I prefer Antica’s little sibling, Punt e Mes, which is slightly more bitter and half the price. Another standout is a bottle I recently discovered, Casa Martelletti-Vermouth Classico. If I had to have only one sweet vermouth in my house – perish the thought – this would be it.

Regardless of which brand you choose, it is important to keep your vermouth in prime condition. Being a fortified wine means it will oxidize more slowly than everyday wine, but it isn’t impervious to time and temperature. Keep it in the refrigerator, keep it sealed, and don’t keep it too long. With ideal storage, a bottle should last a couple of months. Beyond that, the flavors start to go off.

If using vermouth that fast seems daunting, you can use them in place of other wines in cooking. They’re already open, so why not use them?

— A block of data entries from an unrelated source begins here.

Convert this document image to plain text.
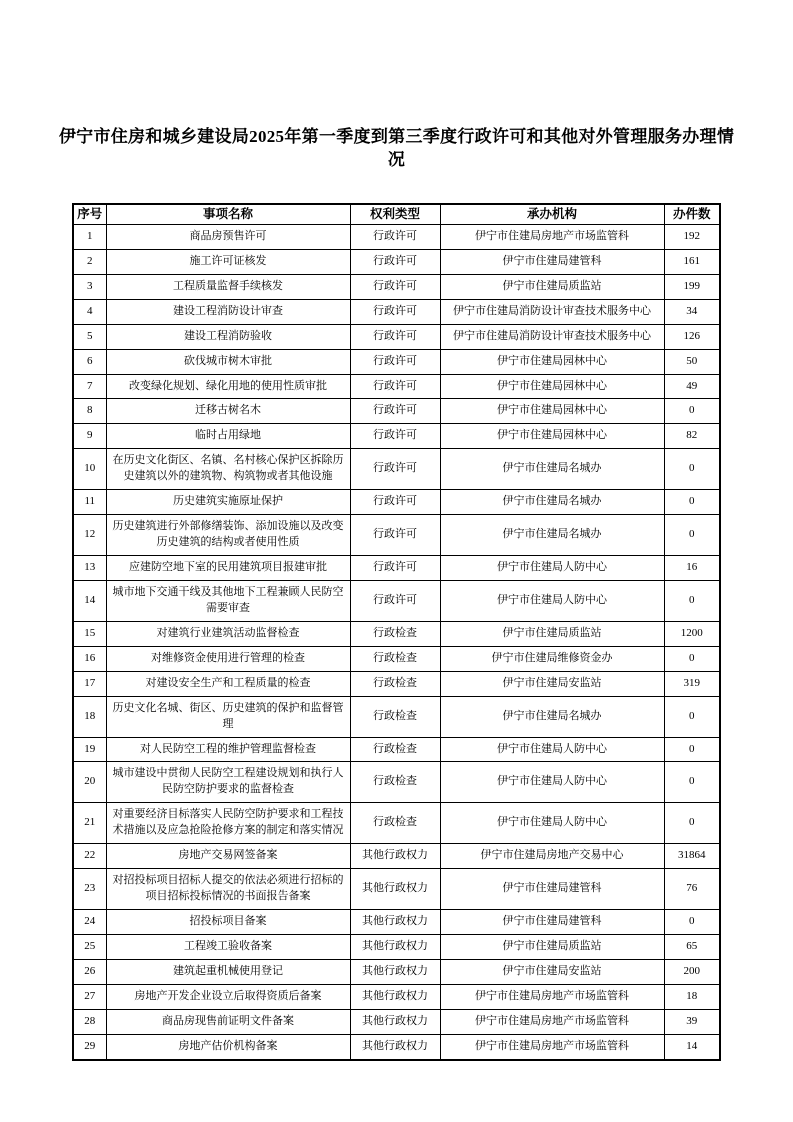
伊宁市住房和城乡建设局2025年第一季度到第三季度行政许可和其他对外管理服务办理情况
序号	事项名称	权利类型	承办机构	办件数
1	商品房预售许可	行政许可	伊宁市住建局房地产市场监管科	192
2	施工许可证核发	行政许可	伊宁市住建局建管科	161
3	工程质量监督手续核发	行政许可	伊宁市住建局质监站	199
4	建设工程消防设计审查	行政许可	伊宁市住建局消防设计审查技术服务中心	34
5	建设工程消防验收	行政许可	伊宁市住建局消防设计审查技术服务中心	126
6	砍伐城市树木审批	行政许可	伊宁市住建局园林中心	50
7	改变绿化规划、绿化用地的使用性质审批	行政许可	伊宁市住建局园林中心	49
8	迁移古树名木	行政许可	伊宁市住建局园林中心	0
9	临时占用绿地	行政许可	伊宁市住建局园林中心	82
10	在历史文化街区、名镇、名村核心保护区拆除历史建筑以外的建筑物、构筑物或者其他设施	行政许可	伊宁市住建局名城办	0
11	历史建筑实施原址保护	行政许可	伊宁市住建局名城办	0
12	历史建筑进行外部修缮装饰、添加设施以及改变历史建筑的结构或者使用性质	行政许可	伊宁市住建局名城办	0
13	应建防空地下室的民用建筑项目报建审批	行政许可	伊宁市住建局人防中心	16
14	城市地下交通干线及其他地下工程兼顾人民防空需要审查	行政许可	伊宁市住建局人防中心	0
15	对建筑行业建筑活动监督检查	行政检查	伊宁市住建局质监站	1200
16	对维修资金使用进行管理的检查	行政检查	伊宁市住建局维修资金办	0
17	对建设安全生产和工程质量的检查	行政检查	伊宁市住建局安监站	319
18	历史文化名城、街区、历史建筑的保护和监督管理	行政检查	伊宁市住建局名城办	0
19	对人民防空工程的维护管理监督检查	行政检查	伊宁市住建局人防中心	0
20	城市建设中贯彻人民防空工程建设规划和执行人民防空防护要求的监督检查	行政检查	伊宁市住建局人防中心	0
21	对重要经济目标落实人民防空防护要求和工程技术措施以及应急抢险抢修方案的制定和落实情况	行政检查	伊宁市住建局人防中心	0
22	房地产交易网签备案	其他行政权力	伊宁市住建局房地产交易中心	31864
23	对招投标项目招标人提交的依法必须进行招标的项目招标投标情况的书面报告备案	其他行政权力	伊宁市住建局建管科	76
24	招投标项目备案	其他行政权力	伊宁市住建局建管科	0
25	工程竣工验收备案	其他行政权力	伊宁市住建局质监站	65
26	建筑起重机械使用登记	其他行政权力	伊宁市住建局安监站	200
27	房地产开发企业设立后取得资质后备案	其他行政权力	伊宁市住建局房地产市场监管科	18
28	商品房现售前证明文件备案	其他行政权力	伊宁市住建局房地产市场监管科	39
29	房地产估价机构备案	其他行政权力	伊宁市住建局房地产市场监管科	14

When making cocktails, changing the vermouth is a great way to make all your favorites new again. There is almost no better drink than a Manhattan made with Carpano Antica and a spicy bourbon or rye whiskey. Here are some great drinks that show off vermouth in its best light. Or just pour some over ice and enjoy it solo.

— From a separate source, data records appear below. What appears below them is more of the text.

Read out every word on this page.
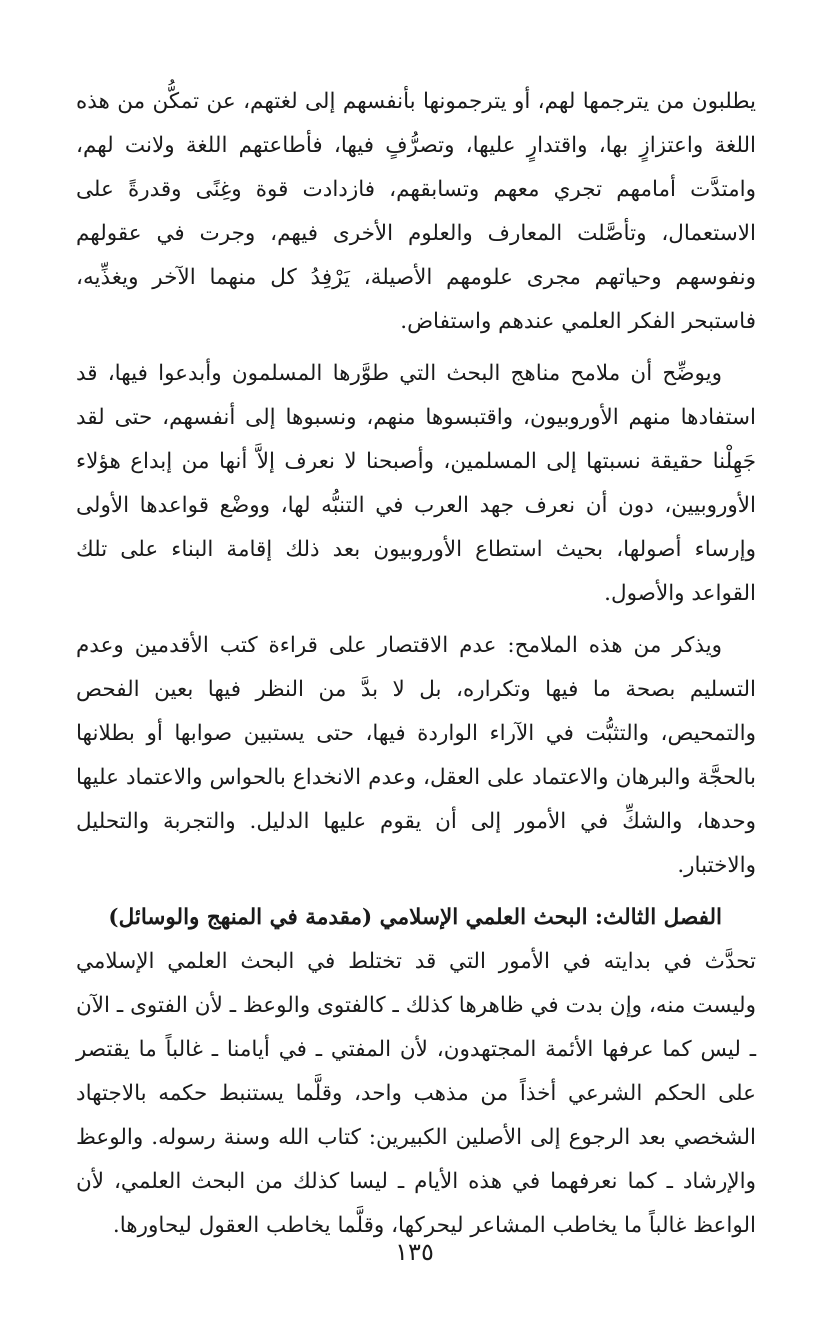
يطلبون من يترجمها لهم، أو يترجمونها بأنفسهم إلى لغتهم، عن تمكُّن من هذه اللغة واعتزازٍ بها، واقتدارٍ عليها، وتصرُّفٍ فيها، فأطاعتهم اللغة ولانت لهم، وامتدَّت أمامهم تجري معهم وتسابقهم، فازدادت قوة وغِنًى وقدرةً على الاستعمال، وتأصَّلت المعارف والعلوم الأخرى فيهم، وجرت في عقولهم ونفوسهم وحياتهم مجرى علومهم الأصيلة، يَرْفِدُ كل منهما الآخر ويغذِّيه، فاستبحر الفكر العلمي عندهم واستفاض.

ويوضِّح أن ملامح مناهج البحث التي طوَّرها المسلمون وأبدعوا فيها، قد استفادها منهم الأوروبيون، واقتبسوها منهم، ونسبوها إلى أنفسهم، حتى لقد جَهِلْنا حقيقة نسبتها إلى المسلمين، وأصبحنا لا نعرف إلاَّ أنها من إبداع هؤلاء الأوروبيين، دون أن نعرف جهد العرب في التنبُّه لها، ووضْع قواعدها الأولى وإرساء أصولها، بحيث استطاع الأوروبيون بعد ذلك إقامة البناء على تلك القواعد والأصول.

ويذكر من هذه الملامح: عدم الاقتصار على قراءة كتب الأقدمين وعدم التسليم بصحة ما فيها وتكراره، بل لا بدَّ من النظر فيها بعين الفحص والتمحيص، والتثبُّت في الآراء الواردة فيها، حتى يستبين صوابها أو بطلانها بالحجَّة والبرهان والاعتماد على العقل، وعدم الانخداع بالحواس والاعتماد عليها وحدها، والشكِّ في الأمور إلى أن يقوم عليها الدليل. والتجربة والتحليل والاختبار.

الفصل الثالث: البحث العلمي الإسلامي (مقدمة في المنهج والوسائل)

تحدَّث في بدايته في الأمور التي قد تختلط في البحث العلمي الإسلامي وليست منه، وإن بدت في ظاهرها كذلك ـ كالفتوى والوعظ ـ لأن الفتوى ـ الآن ـ ليس كما عرفها الأئمة المجتهدون، لأن المفتي ـ في أيامنا ـ غالباً ما يقتصر على الحكم الشرعي أخذاً من مذهب واحد، وقلَّما يستنبط حكمه بالاجتهاد الشخصي بعد الرجوع إلى الأصلين الكبيرين: كتاب الله وسنة رسوله. والوعظ والإرشاد ـ كما نعرفهما في هذه الأيام ـ ليسا كذلك من البحث العلمي، لأن الواعظ غالباً ما يخاطب المشاعر ليحركها، وقلَّما يخاطب العقول ليحاورها.

١٣٥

Kevin and Heather Gavagan are Charlotte cocktail nerds who host public and private cocktail events. Follow them on Twitter (@hauntbarCLT) or email

Vieux Carre

1 ounce rye whiskey

1 ounce cognac

1 ounce sweet vermouth

1/2 teaspoon Benedictine

2 dashes Angostura bitters

2 dashes Peychauds bitters

Combine everything in a cocktail shaker over ice. Shake and strain into a rocks glass over ice. Garnish with a lemon twist.


1 ounce sweet vermouth

1 ounce gin

1 ounce Campari

Place everything in a mixing glass with ice and stir. Strain and serve neat or over a large ice cube in a rocks or old-fashioned glass. Garnish with a wide strip of orange zest.

Lucien Gaudin

A dry-vermouth cousin of the Negroni, it’s a classic in its own right.

1 ounce gin

1/2 ounce Cointreau

1/2 ounce Campari

3/4 ounce dry vermouth

Combine all the ingredients in a mixing glass with ice. Stir and strain into a cocktail glass. Top with an orange twist.

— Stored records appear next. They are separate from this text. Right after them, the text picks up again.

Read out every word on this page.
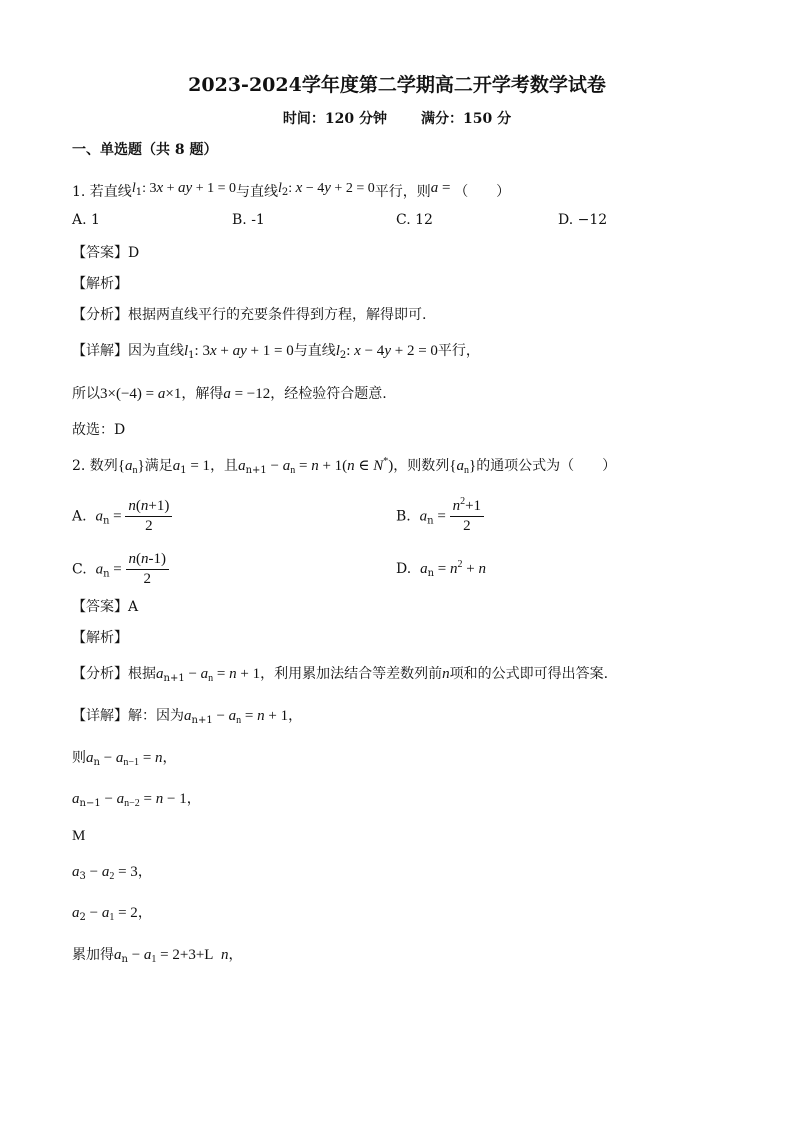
2023-2024学年度第二学期高二开学考数学试卷
时间：120 分钟 满分：150 分
一、单选题（共 8 题）
1. 若直线$l_1$: 3x + ay + 1 = 0与直线$l_2$: x − 4y + 2 = 0平行，则a = （　　）
A. 1	B. -1	C. 12	D. −12
【答案】D
【解析】
【分析】根据两直线平行的充要条件得到方程，解得即可.
【详解】因为直线$l_1$: 3x + ay + 1 = 0与直线$l_2$: x − 4y + 2 = 0平行，
所以3×(−4) = a×1，解得a = −12，经检验符合题意.
故选：D
2. 数列$\{a_n\}$满足$a_1 = 1$，且$a_{n+1} - a_n = n + 1(n$ ∈ N*)，则数列$\{a_n\}$的通项公式为（　　）
A. $a_n = \frac{n(n+1)}{2}$	B. $a_n = \frac{n^2+1}{2}$
C. $a_n = \frac{n(n-1)}{2}$	D. $a_n = n^2 + n$
【答案】A
【解析】
【分析】根据$a_{n+1} - a_n = n + 1$，利用累加法结合等差数列前n项和的公式即可得出答案.
【详解】解：因为$a_{n+1} - a_n = n + 1$，
则$a_n - a_{n-1} = n$，
$a_{n-1} - a_{n-2} = n - 1$，
M
$a_3 - a_2 = 3$，
$a_2 - a_1 = 2$，
累加得$a_n - a_1 = 2+3+L$  n，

Named for the hotel made famous by Dorothy Parker and her literary circle, the Algonquin Cocktail is subtle in its complexity and a snap to make. It shows that a dry vermouth can be a counterpoint to sweeter ingredients.

1 1/2 ounces rye whiskey

3/4 ounce dry vermouth

3/4 ounce pineapple juice

Place all the ingredients in a cocktail shaker with ice. Shake well and strain into a cocktail glass. Serve with no garnish.